Accepte que tout ne se passe peut-être pas parfaitement. Tu peux t’écarter de ta trajectoire en natation. Ta transition peut prendre plus de temps que prévu. Tes jambes peuvent sembler lourdes en course à pied. Ce n’est pas grave. L’objectif est de terminer, pas d’être parfait.
L’expérience de la ligne d’arrivée
Franchir la ligne d’arrivée de ton premier triathlon procure une sensation incroyable. Tu seras fatigué, peut-être courbaturé, peut-être ému. Tout cela fait partie de l’expérience.
À l’approche de l’arrivée, savoure le moment. Profites-en pleinement. Tu as accompli quelque chose que la plupart des gens n’essaieront jamais. Sprinte s’il te reste de l’énergie. Marche si tu en as besoin. Dans tous les cas, dans quelques instants, tu seras triathlète.
Après avoir franchi la ligne, continue à bouger. Marche quelques minutes. Bois de l’eau. Mange quelque chose de léger. Ton corps doit redescendre progressivement.
Récupère ta médaille de finisher. Prends des photos. Célèbre avec la famille ou les amis venus te soutenir. Tu as mérité ce moment.
Ne t’inquiète pas de ton temps. Ton premier triathlon est avant tout une expérience, pas une affaire de chrono. Que tu aies terminé en deux ou trois heures, tu as terminé.
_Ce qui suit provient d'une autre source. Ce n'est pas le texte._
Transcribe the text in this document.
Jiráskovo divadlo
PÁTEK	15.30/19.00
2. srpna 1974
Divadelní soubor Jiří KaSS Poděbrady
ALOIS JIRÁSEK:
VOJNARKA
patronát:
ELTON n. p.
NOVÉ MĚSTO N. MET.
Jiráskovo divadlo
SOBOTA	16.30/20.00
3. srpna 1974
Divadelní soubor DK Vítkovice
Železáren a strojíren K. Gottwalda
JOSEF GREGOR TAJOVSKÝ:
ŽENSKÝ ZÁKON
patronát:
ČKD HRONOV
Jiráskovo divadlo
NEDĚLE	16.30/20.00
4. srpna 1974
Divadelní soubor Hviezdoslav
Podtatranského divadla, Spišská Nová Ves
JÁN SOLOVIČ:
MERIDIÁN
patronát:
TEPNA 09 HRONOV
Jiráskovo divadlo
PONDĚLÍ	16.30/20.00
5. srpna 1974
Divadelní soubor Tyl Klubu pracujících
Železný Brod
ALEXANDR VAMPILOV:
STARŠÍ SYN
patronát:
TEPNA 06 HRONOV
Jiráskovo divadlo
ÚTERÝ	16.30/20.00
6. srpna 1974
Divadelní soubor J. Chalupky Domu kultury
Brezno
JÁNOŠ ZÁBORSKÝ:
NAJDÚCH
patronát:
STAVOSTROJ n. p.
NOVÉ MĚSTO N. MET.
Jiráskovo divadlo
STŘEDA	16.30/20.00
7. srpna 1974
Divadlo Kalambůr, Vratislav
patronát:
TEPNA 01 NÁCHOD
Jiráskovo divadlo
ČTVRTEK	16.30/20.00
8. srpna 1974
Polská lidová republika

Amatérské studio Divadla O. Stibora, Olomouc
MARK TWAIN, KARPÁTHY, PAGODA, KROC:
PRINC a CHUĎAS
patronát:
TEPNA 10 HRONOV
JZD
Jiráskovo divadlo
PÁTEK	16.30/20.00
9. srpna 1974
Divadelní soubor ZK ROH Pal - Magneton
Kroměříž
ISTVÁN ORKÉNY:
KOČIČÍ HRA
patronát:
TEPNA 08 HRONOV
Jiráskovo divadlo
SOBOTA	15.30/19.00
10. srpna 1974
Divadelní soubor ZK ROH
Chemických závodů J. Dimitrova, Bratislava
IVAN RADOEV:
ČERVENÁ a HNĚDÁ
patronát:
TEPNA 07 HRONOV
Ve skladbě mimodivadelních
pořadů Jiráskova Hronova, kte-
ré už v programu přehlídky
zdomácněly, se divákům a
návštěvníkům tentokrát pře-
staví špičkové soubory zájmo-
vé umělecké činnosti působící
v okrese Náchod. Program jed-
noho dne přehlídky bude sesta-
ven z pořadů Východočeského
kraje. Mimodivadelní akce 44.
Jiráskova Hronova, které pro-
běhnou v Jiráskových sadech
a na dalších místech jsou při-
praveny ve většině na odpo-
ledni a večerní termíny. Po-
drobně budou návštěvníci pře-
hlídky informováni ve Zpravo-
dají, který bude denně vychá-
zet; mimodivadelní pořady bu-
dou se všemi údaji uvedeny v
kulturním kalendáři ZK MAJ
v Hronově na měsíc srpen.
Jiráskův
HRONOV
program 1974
C’est ça qui compte.
Apprendre de ta première course
Dans les un ou deux jours qui suivent ta course, prends le temps de réfléchir à ce qui s’est bien passé et à ce que tu ferais différemment la prochaine fois.
Repense à ta natation. Es-tu parti trop vite et t’es-tu épuisé ? Tes lunettes ont-elles pris l’eau ? Étais-tu à l’aise en eau libre ou as-tu besoin de plus de pratique ?
Analyse ta partie vélo. Ton plan de nutrition a-t-il fonctionné ? Étais-tu à l’aise sur ton vélo pendant toute la distance ? As-tu bien géré ton effort ou t’es-tu épuisé trop tôt ?
Évalue ta course à pied. Tes jambes étaient-elles lourdes après le vélo ? Aurais-tu pu pousser davantage ou es-tu parti trop vite ?
Regarde tes transitions. Où as-tu perdu du temps ? Quel équipement pourrait rendre les choses plus fluides la prochaine fois ?
Note ces réflexions tant qu’elles sont fraîches. Elles deviendront ton guide d’entraînement pour ta prochaine course. Et oui, il y aura probablement une prochaine course. La plupart des personnes qui terminent un triathlon commencent presque aussitôt à planifier le suivant.
Accorde-toi la reconnaissance que tu mérites pour ce que tu as accompli. Terminer un triathlon te place parmi le petit pourcentage de personnes qui ont osé essayer. Tu t’es entraîné avec régularité, tu as surmonté des défis, tu as avancé malgré l’inconfort et tu as franchi cette ligne d’arrivée. Tu es maintenant triathlète. Assume-le pleinement.